The story, some of you may remember, revolves around a little kid named Tyler and his stuffed toy bear, which, with a pocket watch that doesn’t work, he inherited from his Grandfather when the old man died. When Tyler presses on the toy bear’s nose, it turns into a giant, six-foot polar bear with a cape around its neck (for flying). While this sounds more than a little like a clone of a famously popular comic strip about a kid and his stuffed tiger, the superhero angle gives it a patina of novelty. And the broken watch, it turns out, is a sort of "bat signal" that tells the bear there’s a deed of derring do to do somewhere.

The real charm of the book, however, is in Kunkel’s rendering technique: all the art is shot from pencil drawings, which are tinted shades of gray but which include the sketchy rough preliminary outlines of the figures, too. Altogether, the method gives the black-and-white artwork a remarkably soft appearance. And in the character designs and action sequences, Kunkel’s day-job expertise in animation shows to good advantage.

At the Insight Studios booth, Frank Cho was signing copies of his Liberty Meadows comic book and the newly minted, pink jacketed Frank Cho, Illustrator, an art book that, according to Mark Wheatley, is a blockbuster seller: Diamond told him it logged more initial orders than any other art book--even Frazetta’s Icon. And, in fact, the latest (end of August) report is that the book is absolutely sold out. No more. Nada, kimo save.

The comic book is also doing well: the number of orders increases with every issue. Although the book is essentially a reprint of Cho’s syndicated comic strip, Cho has restored the gags that his syndicate censored, so you get undiluted Cho (Brandy, Dean, Leslie, Ralph, Frank, et al) herein.

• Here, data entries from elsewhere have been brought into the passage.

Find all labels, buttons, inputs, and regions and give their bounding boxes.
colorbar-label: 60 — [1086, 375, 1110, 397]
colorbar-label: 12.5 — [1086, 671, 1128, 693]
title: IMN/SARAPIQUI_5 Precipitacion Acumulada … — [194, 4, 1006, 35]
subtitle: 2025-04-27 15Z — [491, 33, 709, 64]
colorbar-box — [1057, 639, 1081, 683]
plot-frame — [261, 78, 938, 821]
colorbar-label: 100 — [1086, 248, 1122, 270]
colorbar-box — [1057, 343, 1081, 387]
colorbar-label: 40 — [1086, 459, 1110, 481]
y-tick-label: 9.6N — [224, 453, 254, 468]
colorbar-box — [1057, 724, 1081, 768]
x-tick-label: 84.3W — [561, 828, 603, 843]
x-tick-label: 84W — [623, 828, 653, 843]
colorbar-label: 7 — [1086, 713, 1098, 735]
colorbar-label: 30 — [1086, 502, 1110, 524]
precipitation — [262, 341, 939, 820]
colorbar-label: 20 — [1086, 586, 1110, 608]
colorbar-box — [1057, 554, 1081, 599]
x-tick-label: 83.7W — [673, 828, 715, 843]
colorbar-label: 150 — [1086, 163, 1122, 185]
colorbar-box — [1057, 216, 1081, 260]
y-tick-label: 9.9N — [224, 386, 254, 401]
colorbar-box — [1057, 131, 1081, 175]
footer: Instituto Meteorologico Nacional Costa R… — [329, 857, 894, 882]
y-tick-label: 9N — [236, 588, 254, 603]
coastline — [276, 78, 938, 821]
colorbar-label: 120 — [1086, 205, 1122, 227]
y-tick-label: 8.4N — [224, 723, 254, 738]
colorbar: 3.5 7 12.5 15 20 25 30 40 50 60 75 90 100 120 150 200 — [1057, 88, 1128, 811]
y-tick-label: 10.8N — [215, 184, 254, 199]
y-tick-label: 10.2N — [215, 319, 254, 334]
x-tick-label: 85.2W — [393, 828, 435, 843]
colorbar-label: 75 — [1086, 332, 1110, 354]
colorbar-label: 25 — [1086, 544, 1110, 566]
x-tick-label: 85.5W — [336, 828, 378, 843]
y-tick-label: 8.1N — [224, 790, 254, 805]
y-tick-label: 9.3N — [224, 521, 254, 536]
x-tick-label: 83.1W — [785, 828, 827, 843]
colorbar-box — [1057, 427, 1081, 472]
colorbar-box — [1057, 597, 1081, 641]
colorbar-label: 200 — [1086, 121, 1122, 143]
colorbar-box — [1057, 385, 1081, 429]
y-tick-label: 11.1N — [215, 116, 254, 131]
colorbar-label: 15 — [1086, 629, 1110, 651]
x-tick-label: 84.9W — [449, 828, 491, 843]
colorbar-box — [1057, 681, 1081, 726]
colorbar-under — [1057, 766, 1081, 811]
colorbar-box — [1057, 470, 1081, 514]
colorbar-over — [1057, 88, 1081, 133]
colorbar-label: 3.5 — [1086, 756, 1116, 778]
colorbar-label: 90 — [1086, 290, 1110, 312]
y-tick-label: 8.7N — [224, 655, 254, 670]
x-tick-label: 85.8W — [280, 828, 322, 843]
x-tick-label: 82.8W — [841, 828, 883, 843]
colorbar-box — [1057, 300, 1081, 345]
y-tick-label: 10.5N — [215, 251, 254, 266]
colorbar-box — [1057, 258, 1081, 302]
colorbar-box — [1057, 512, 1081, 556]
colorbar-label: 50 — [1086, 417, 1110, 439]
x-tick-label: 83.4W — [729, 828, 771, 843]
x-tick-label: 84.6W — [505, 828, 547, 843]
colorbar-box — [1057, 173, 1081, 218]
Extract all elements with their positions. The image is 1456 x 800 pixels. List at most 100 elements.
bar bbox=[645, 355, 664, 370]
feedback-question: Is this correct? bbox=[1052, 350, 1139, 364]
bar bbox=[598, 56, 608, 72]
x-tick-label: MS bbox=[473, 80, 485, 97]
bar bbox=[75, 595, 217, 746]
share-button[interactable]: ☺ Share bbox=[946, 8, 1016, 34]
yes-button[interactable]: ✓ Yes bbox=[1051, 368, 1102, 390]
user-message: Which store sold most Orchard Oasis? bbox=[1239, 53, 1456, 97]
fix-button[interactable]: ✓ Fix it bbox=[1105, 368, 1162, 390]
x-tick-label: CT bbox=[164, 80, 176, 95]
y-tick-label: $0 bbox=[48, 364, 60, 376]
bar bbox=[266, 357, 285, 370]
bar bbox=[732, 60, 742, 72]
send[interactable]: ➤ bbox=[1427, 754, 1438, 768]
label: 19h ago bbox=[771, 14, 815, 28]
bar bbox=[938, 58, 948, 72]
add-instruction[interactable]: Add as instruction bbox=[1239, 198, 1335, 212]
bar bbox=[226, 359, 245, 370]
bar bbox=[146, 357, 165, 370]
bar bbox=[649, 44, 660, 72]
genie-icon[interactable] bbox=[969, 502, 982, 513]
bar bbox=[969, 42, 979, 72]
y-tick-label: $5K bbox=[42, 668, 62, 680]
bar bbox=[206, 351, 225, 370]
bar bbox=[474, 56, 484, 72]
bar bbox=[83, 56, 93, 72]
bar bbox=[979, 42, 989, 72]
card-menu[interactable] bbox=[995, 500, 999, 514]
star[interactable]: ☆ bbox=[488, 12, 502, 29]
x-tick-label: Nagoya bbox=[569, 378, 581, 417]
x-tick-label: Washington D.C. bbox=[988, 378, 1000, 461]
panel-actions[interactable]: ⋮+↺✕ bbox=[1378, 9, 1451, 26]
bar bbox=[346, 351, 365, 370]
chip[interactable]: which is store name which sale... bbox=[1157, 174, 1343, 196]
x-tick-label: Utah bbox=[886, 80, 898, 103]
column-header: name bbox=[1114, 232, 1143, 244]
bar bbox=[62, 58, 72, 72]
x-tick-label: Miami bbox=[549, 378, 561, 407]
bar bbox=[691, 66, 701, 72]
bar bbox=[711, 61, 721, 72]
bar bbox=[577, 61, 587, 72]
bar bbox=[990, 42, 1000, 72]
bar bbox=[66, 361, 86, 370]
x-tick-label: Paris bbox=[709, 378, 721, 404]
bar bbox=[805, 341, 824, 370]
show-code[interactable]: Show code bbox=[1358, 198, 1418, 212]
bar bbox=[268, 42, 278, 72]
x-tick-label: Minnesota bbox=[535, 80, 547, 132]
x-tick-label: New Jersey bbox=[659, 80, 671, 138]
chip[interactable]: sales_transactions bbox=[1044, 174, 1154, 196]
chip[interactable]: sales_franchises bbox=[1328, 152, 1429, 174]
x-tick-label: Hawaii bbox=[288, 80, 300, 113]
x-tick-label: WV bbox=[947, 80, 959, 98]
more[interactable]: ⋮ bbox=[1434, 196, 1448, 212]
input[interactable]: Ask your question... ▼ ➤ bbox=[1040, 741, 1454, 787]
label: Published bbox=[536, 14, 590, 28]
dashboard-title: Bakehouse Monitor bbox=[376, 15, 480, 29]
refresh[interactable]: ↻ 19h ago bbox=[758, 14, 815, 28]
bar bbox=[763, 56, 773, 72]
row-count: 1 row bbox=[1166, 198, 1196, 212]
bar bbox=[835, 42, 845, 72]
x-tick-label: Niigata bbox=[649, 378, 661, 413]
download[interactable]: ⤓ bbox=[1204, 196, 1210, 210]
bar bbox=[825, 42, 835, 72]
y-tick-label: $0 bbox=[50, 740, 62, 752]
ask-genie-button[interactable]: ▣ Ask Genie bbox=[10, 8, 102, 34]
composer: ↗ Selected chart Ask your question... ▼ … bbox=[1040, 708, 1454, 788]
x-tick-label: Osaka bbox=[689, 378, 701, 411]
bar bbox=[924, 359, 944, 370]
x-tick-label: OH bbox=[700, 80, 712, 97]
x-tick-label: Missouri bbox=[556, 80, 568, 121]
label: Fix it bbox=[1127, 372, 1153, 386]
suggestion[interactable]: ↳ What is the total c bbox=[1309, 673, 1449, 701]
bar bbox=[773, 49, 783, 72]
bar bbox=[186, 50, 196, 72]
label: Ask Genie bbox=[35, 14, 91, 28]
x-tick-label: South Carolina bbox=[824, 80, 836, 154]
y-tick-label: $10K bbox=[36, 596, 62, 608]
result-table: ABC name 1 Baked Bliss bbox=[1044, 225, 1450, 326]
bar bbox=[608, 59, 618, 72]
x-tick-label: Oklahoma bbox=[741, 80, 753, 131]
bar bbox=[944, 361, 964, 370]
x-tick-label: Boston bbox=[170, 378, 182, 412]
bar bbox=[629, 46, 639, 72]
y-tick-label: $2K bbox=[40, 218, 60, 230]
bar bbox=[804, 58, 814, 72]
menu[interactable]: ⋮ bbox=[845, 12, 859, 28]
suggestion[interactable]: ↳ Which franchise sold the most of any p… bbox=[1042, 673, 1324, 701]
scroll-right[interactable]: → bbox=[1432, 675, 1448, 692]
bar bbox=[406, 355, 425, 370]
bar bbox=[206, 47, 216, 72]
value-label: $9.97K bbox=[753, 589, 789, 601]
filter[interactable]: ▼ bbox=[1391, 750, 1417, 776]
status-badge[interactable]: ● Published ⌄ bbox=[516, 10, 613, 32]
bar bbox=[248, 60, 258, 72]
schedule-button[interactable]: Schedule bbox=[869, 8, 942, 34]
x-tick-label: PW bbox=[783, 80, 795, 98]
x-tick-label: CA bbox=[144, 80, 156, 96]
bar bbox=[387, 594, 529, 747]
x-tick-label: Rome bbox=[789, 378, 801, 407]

The comic book, lest I failed to mention it recently, offers 32 8½x11-inch pages reproducing in black-and-white the daily strips and, on stouter stock, surrounding covers in color. The back cover and inside covers reprint Sunday strips in color; and the front cover (or, as we say in the biz, the cover cover) presents a freshly minted drawing (usually of the toothsome Brandy) by the inimitable Cho. The strips run sideways throughout, which means they appear about twice the size they are printed in newspapers--large enough, in other words, to do Cho’s fancy art footwork justice.

Issue No. 13 was out at convention-time; and No. 15 will consist entirely of "reader favorite" strips, selected from the votes of avid readers. Subscriptions are available, 12 issues for $40, starting with No. 7: Insight Studios Group, 7844 St. Thomas Drive, Baltimore, MD 21236.

And also at the booth, Marc Hempel of Tug and Buster fame showed me samples of a secret project, stunning examples of both his design skills and his off-the-wall comedic sense.

At the Dark Horse booth, I saw the actual figurines for Beetle Bailey characters--Beetle, Sarge, General Halftrack, Miss Buxley, Cookie, and Sarge’s dog, Otto. They look much better in the, er, "flesh" than they do in photographs in catalogues. For only $10.95 each (an astonishingly economical price), you can celebrate the 50th anniversary of Mort Walker’s strip in three-dimensional style.

And other figurines produced by the Craig Yoe Studio (Krazy Kat, Ignatz, Li’l Abner, Daisy Mae, and others) are similarly engaging with their antique appearance (cast seams showing and all). It helps to see the actual item, not a photograph--which may, ultimately, explain why conventions persist (namely, for the actual--not vicarious or counterfeit--experience).